Bisnis.com, JAKARTA — Rancangan Undang-Undang Energi Baru Dan Terbarukan dinilai belum memadai untuk pengaturan pemanfaatan panas bumi sebagai salah satu sumber energi terbarukan yang potensial di masa depan.
Hal itu dungkapkan Ketua Asosiasi Daerah Penghasil Panasbumi Indonesia (ADPPI) Hasanuddin mengomentari draf RUU EBT yang akan segera dibahas DPR.
“Draf ini masih bersifat umum dan belum mengatur secara komprehensif pemanfaatan panasbumi. Oleh karena itu, RUU itu masih berpotensi menimbulkan ketidakpastian dalam pengembangan panasbumi ke depan,” kata Hasanuddin, Sabtu (25/1/2020).

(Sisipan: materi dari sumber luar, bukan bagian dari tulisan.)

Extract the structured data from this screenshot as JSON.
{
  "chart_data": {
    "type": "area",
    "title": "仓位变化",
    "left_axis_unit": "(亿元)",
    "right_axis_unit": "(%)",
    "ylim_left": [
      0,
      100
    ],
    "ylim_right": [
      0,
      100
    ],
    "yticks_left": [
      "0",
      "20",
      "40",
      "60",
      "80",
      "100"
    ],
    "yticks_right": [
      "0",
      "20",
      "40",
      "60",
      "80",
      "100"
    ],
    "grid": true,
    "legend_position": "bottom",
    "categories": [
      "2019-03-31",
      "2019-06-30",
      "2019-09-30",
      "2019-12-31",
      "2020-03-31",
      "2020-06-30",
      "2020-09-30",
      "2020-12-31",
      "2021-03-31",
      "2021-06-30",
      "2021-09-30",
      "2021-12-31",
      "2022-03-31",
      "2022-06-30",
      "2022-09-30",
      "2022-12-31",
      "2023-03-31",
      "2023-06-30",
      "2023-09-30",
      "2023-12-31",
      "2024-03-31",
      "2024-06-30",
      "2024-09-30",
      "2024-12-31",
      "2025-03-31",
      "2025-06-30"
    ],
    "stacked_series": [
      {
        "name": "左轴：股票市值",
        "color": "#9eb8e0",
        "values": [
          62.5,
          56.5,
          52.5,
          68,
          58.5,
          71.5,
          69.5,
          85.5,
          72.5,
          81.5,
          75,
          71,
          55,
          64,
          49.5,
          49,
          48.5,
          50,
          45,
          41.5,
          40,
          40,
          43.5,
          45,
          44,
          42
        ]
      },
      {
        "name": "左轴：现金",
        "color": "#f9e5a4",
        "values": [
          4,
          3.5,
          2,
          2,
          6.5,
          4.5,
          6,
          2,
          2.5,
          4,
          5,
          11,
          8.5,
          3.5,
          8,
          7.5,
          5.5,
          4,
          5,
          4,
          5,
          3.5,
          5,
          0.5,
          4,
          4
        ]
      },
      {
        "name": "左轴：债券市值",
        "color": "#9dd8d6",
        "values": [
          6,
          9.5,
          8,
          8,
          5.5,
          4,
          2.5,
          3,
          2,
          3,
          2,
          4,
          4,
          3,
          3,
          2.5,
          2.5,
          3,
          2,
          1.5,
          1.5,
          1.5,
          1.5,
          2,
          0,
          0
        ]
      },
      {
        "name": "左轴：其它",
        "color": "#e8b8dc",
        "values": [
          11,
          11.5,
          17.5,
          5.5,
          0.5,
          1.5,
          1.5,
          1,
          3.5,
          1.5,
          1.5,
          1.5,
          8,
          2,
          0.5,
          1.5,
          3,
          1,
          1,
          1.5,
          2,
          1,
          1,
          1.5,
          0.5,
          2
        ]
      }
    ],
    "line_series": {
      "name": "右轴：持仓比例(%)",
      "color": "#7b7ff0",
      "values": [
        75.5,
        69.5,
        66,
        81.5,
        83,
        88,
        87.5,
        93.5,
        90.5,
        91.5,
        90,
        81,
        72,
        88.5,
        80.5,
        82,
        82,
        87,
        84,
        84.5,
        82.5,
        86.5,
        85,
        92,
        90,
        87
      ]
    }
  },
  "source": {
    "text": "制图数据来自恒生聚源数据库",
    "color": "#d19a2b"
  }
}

Dia menegaskan, pengembangan panas bumi sifatnya khusus dan spesifik sehingga seharusnya diatur secara khusus pula dalam undang-undang yang bersifat lex spesialis. Dengan demikian, dalam draf RUU EBT perlu ditambahkan satu pasal berkenanan sumber daya energi terbarukan panas bumi, yaitu pemanfaatan panas bumi diatur dalam dalam UU tersendiri.
“Sebagaimana diketahui, pemanfaatan panasbumi telah diatur melalui UU Nomor 21 Tahun 2014 tentang Panasbumi. Dengan demikian, harus ada tambahan pasal dalam RUU EBT agar pengaturan pemanfataan panas bumi seluruhnya mengacu pada UU Nomor 21 tersebut,” jelasnya.
Ditambahkannya, dalam draf itu disebutkan bahwa pemanfaatan EBT seterusnya akan diatur dalam Peraturan Pemerintah atau PP.
Baca Juga
“Itu mengartikan bahwa panas bumi juga akan diatur oleh PP, jika pemanfataannya diatur hanya lewat PP, jelas tidak akan memadai dan tetap akan berdampak pada ketidakpastian. Seharusnya diatur oleh UU Panas bumi, kan UU Panas bumi sudah ada,” ujarnya.
Dengan demikian, lanjutnya, ADPPI mendorong adanya pembahasan lebih lanjut mengenai RUU EBT ini untuk menambahkan satu pasal mengenai pemanfaatan panasbumi diatur melalui Undang-Undang tersendiri, yaitu UU Panas bumi.